In [55]: a = np.array([[1,1,0],[1,-1,0],[1,0,0],[1,1,0]])  In [56]: a Out[56]:  array([[ 1,  1,  0],        [ 1, -1,  0],        [ 1,  0,  0],        [ 1,  1,  0]])  In [57]: np.equal.reduce(a) Out[57]: array([ True, False,  True], dtype=bool)  In [58]: a = np.array([[1,1,0],[1,0,0],[1,0,0],[1,1,0]])  In [59]: a Out[59]:  array([[1, 1, 0],        [1, 0, 0],        [1, 0, 0],        [1, 1, 0]])  In [60]: np.equal.reduce(a) Out[60]: array([ True,  True,  True], dtype=bool) 

Why does the middle column in the second case also evaluate to True, while it should be False?

Thanks for any help!

Answer 1

In [45]: a Out[45]:  array([[1, 1, 0],        [1, 0, 0],        [1, 0, 0],        [1, 1, 0]]) 

Compare each value to the corresponding value in the first row:

In [46]: a == a[0,:] Out[46]:  array([[ True,  True,  True],        [ True, False,  True],        [ True, False,  True],        [ True,  True,  True]], dtype=bool) 

A column shares a common value if all the values in that column are True:

In [47]: np.all(a == a[0,:], axis = 0) Out[47]: array([ True, False,  True], dtype=bool) 

---

The problem with np.equal.reduce can be seen by micro-analyzing what happens when it is applied to [1, 0, 0, 1]:

In [49]: np.equal.reduce([1, 0, 0, 1]) Out[50]: True 

The first two items, 1 and 0 are tested for equality and the result is False:

In [51]: np.equal.reduce([False, 0, 1]) Out[51]: True 

Now False and 0 are tested for equality and the result is True:

In [52]: np.equal.reduce([True, 1]) Out[52]: True 

But True and 1 are equal, so the total result is True, which is not the desired outcome.

The problem is that reduce tries to accumulate the result "locally", while we want a "global" test like np.all.

Answer 2

Given ubuntu's awesome explanation, you can use reduce to solve your problem, but you have to apply it to bitwise_and and bitwise_or rather than equal.

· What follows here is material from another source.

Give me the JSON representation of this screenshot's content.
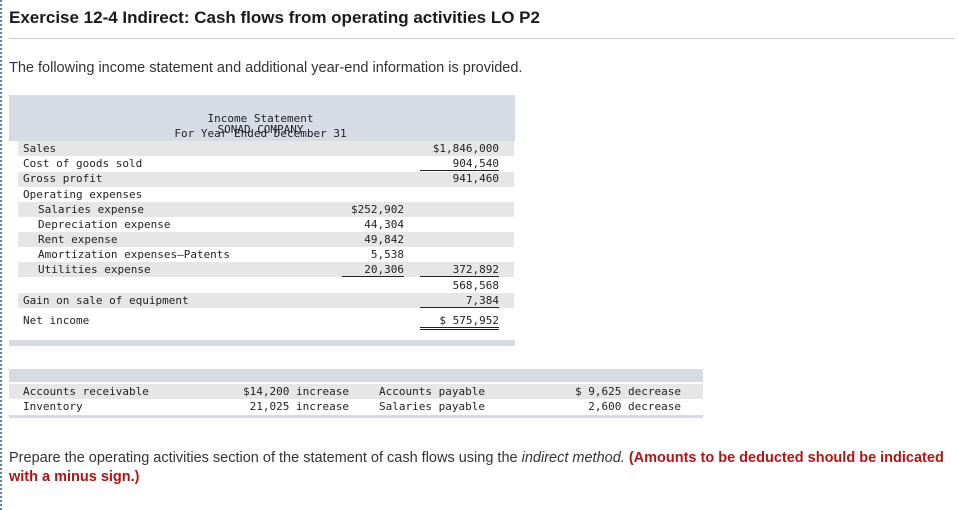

As a consequence, this will not work with floating point arrays:

In [60]: np.bitwise_and.reduce(a) == a[0] Out[60]: array([ True, False,  True], dtype=bool)  In [61]: np.bitwise_and.reduce(b) == b[0] Out[61]: array([ True, False,  True], dtype=bool) 

Basically, you are comparing the bits of each element in the column. Identical bits are unchanged. Different bits are set to zero. This way, any number that has a zero instead of a one bit will change the reduced value. bitwise_and will not trap the case where bits are introduced rather than removed:

In [62]: c = np.array([[1,0,0],[1,0,0],[1,0,0],[1,1,0]])  In [63]: c Out[63]:  array([[1, 0, 0],        [1, 0, 0],        [1, 0, 0],        [1, 1, 0]])  In [64]: np.bitwise_and.reduce(c) == c[0] Out[64]: array([ True,  True,  True], dtype=bool) 

The second coumn is clearly wrong. We need to use bitwise_or to trap new bits:

In [66]: np.bitwise_or.reduce(c) == c[0] Out[66]: array([ True, False,  True], dtype=bool) 

Final Answer

In [69]: np.logical_and(np.bitwise_or.reduce(a) == a[0], np.bitwise_and.reduce(a) == a[0]) Out[69]: array([ True, False,  True], dtype=bool)  In [70]: np.logical_and(np.bitwise_or.reduce(b) == b[0], np.bitwise_and.reduce(b) == b[0]) Out[70]: array([ True, False,  True], dtype=boo  In [71]: np.logical_and(np.bitwise_or.reduce(c) == c[0], np.bitwise_and.reduce(c) == c[0]) Out[71]: array([ True, False,  True], dtype=bool) 

This method is more restrictive and less elegant than ubunut's suggestion of using all, but it has the advantage of not creating enormous temporary arrays if your input is enormous. The temporary arrays should only be as big as the first row of your matrix.

EDIT

Based on this Q/A and the bug I filed with numpy, the solution provided only works because your array contains zeros and ones. As it happens, the bitwise_and.reduce() operations shown can only ever return zero or one because bitwise_and.identity is 1, not -1. I am keeping this answer in the hope that numpy gets fixed and the answer becomes valid.

Edit

Looks like there will in fact be a change to numpy soon. Certainly to bitwise_and.identity, and also possibly an optional parameter to reduce.

Edit

Good news everyone. The identity for np.bitwise_and has been set to -1 as of version 1.12.0.